EPILEPSY


Epilepsy

Epilepsy is a discontinuous process. Depending on the patient, seizures of any type have varying periodicity that may relate to the sleep cycle, the menstrual or other hormonal cycle or to unpredictable bodily rhythms. Certain seizures may occur one or more times a day in some individuals, but at much longer intervals in others. Even the clinical inter-seizure state may be characterised by more or less continuously abnormal cerebral electrical activity, as demonstrated on surface electroencephalography or on deep brain recordings. Therefore, two clinical states of the brain characterise the individual with epilepsy : the actual ictal or seizure disturbance and the inter-ictal state.
          Many investigations of epileptogenesis during the past century have centered on the anatomic, physiologic and metabolic states involved in neuronal hyper excitability.

          The metabolic environment of the cerebral neurons is most important. Acetylcholine and related transmitter substances, aminoacids including glutamic and gamma amino butyric acids (GABA) and other components are involved as well as those in oxidative cycles. A critical factor is the maintenance of resting neuronal potential by intraneuronal and extraneuronal distribution of electrolytes. Shifts in this cationic balance have been  associated with seizures and on enhanced permeability of the neural membrane. Increased intraneuronal sodium and extraneuronal potassium, for example, and changes in the control of their transport by calcium, may precede seizure activity. These metabolic distortions, along with an excess in excitatory transmitters, may produce the partial depolorisations necessary to support repetitive discharges and the eventual propagation of seizures.
          Nevertheless, the occurrence of repetition and propagation of neuronal discharges as the hallmark of epileptogenesis remains difficult to understand.
          One of the most difficult questions in epileptogenesis is how a seizure state has its inception. This becomes important especially when there is an early brain insult or injury because of either a genetic factor responsible for a neural abnormality or because of a neuronal susceptibility to excitatory activity, trauma, or a disease affecting the neurons. The myoclonic epilepsies are an example of specific cellular neuronal abnormalities of various aetiologies.

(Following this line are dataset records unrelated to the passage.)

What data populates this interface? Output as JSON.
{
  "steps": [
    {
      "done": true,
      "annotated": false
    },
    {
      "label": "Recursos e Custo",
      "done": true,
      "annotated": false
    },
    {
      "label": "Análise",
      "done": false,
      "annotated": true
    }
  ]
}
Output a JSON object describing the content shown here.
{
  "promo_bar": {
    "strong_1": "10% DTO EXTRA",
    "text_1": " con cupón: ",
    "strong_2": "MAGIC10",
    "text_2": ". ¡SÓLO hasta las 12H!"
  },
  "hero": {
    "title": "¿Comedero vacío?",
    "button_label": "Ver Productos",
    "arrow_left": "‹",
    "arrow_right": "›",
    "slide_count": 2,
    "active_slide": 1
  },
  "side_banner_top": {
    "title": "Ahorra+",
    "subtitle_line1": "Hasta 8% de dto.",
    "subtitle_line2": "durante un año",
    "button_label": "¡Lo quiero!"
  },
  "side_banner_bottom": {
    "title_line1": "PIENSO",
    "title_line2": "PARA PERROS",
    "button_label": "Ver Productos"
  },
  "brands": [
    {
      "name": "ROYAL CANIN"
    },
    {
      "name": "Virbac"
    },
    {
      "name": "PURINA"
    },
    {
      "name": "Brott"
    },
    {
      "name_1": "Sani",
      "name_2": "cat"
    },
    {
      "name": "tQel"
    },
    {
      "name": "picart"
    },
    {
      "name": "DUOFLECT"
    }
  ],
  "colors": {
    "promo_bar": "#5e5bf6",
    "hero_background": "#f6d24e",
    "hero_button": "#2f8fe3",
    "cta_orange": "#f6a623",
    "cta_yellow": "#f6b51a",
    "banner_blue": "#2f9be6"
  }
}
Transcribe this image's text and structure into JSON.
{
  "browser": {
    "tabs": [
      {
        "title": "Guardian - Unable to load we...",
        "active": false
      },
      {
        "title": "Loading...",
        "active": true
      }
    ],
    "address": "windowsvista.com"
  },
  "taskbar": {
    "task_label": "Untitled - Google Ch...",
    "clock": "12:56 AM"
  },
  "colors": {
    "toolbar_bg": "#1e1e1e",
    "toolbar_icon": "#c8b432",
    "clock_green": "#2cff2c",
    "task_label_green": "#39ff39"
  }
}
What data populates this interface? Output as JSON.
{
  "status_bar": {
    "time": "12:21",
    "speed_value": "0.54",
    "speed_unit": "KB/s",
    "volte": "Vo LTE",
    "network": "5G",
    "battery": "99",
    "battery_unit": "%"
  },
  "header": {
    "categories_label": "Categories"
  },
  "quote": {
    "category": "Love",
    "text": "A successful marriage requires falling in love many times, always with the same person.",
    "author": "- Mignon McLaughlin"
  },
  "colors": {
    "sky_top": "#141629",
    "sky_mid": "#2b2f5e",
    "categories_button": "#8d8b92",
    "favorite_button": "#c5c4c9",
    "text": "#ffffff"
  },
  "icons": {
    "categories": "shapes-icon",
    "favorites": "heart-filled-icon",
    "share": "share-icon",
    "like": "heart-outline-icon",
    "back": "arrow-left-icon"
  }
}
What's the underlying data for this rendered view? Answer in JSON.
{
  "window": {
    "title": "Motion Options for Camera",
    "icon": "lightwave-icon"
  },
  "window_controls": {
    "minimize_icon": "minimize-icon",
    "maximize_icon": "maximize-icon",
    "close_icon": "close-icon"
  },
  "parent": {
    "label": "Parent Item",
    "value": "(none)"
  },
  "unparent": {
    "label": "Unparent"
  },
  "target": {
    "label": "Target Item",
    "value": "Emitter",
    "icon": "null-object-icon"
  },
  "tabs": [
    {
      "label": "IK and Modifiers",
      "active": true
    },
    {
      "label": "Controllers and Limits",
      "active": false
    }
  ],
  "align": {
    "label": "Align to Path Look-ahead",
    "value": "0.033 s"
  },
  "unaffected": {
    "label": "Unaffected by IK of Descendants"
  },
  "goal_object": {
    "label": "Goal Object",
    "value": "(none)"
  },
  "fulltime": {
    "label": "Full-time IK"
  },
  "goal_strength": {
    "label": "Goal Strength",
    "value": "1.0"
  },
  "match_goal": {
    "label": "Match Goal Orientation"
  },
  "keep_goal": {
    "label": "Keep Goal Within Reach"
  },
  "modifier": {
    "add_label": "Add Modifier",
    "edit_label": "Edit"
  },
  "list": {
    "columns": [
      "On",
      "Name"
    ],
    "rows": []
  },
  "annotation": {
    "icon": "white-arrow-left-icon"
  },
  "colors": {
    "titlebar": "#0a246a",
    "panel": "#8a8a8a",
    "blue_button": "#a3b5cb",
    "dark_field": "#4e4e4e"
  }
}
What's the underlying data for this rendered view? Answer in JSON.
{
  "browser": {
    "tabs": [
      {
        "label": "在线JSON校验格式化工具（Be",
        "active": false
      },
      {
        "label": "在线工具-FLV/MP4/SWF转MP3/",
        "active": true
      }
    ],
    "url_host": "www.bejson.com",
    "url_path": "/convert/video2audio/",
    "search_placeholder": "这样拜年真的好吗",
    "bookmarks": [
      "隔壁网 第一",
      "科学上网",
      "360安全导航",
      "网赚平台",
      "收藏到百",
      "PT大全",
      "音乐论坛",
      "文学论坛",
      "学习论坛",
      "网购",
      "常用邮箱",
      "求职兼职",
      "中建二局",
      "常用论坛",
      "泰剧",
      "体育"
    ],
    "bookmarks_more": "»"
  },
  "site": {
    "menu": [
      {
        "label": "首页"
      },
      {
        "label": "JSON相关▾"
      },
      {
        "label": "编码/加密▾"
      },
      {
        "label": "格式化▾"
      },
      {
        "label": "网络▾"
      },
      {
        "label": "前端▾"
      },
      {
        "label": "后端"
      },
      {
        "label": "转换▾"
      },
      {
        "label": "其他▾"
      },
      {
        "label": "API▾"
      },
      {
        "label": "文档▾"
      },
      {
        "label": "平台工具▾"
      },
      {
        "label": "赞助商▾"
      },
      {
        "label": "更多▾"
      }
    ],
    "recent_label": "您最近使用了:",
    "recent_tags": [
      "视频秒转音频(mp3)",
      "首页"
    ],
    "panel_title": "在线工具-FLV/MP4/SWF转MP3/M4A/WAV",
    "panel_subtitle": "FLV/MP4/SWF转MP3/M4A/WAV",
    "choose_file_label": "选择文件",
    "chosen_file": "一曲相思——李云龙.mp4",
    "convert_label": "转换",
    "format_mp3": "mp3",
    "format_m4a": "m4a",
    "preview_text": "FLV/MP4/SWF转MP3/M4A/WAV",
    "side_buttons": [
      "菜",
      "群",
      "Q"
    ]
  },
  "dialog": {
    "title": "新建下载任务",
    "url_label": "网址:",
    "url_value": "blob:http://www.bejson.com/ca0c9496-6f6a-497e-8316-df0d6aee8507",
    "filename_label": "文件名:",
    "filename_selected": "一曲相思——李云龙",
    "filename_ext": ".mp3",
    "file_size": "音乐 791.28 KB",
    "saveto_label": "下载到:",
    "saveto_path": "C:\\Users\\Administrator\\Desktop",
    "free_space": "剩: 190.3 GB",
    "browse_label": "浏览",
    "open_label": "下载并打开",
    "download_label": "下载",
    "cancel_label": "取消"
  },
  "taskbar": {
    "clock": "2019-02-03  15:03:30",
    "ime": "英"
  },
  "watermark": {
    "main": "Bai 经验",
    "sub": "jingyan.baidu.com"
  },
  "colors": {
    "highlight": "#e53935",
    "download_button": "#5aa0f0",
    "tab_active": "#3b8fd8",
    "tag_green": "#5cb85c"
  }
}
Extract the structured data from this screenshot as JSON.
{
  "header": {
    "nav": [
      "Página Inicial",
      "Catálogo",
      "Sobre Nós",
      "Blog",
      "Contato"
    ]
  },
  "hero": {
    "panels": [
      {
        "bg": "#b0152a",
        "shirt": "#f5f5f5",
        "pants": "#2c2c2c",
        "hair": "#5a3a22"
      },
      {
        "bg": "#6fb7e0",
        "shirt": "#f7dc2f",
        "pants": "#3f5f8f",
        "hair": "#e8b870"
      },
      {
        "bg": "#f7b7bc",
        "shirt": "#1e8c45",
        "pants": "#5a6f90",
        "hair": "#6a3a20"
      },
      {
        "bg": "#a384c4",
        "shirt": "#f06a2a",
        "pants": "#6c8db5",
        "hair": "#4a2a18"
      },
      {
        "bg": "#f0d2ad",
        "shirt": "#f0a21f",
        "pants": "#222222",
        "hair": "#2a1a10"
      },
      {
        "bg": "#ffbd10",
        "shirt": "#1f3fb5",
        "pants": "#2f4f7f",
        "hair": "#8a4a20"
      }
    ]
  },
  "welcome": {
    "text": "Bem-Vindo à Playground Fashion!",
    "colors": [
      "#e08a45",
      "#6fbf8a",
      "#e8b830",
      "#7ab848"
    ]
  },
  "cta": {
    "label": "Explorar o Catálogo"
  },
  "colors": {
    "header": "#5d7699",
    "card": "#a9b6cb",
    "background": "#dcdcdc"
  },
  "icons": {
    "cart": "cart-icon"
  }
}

          An important factor to be considered is time. The interval between the insult and the development of recurrent seizure activity may appear silent, a period during which cerebral function apparently progresses normally. This silent interval can last from weeks to years.

          The silent interval was described by Gowers thus : “The third mode of onset is with a single severe fit, and no other fit or sign of epilepsy for months or even years, when another attack occurs, after which they usually become frequent.”

          A link between early major convulsions and later development of temporal lobe epilepsy was suggested by Lennox and emphasis was given on possible vascular pathogenesis. The silent interval was associated with the development of scar formation in the meninges and brain parenchyma by Penfield. Local vascular abnormality in association with atrophic microvascular areas was emphasised by him. The conclusion given by him was that any acute brain injury can be followed by progressive scarring or “epileptogenic ripening”. “The whole question of what the ripening process may be after brain injury is synonymous with the real secret of epilepsy”.


          Epilepsy is a sort of hurricane in the brain; its onset is marked by a transition from the customary  uncoordinated (perhaps even chaotic) firings of neighbouring neurons into (ironically enough) a periodic common firing. The organising principle behind epileptic seizures, by contrast, is not yet known (Raima Larter et al).

          The mystery parameter behind the triggering of an epileptic seizure might be the speed of communication among the synchronized neurons. And this speed, in turn, might be related to how glial cells process calcium ions. The glial cells are now known to be sensitive to neurotransmitters which initiate waves of calcium concentration among the glia like water waves rolling around the pool. Thus, the coming and going of epilepsy might be related to a chemical wave in the brain.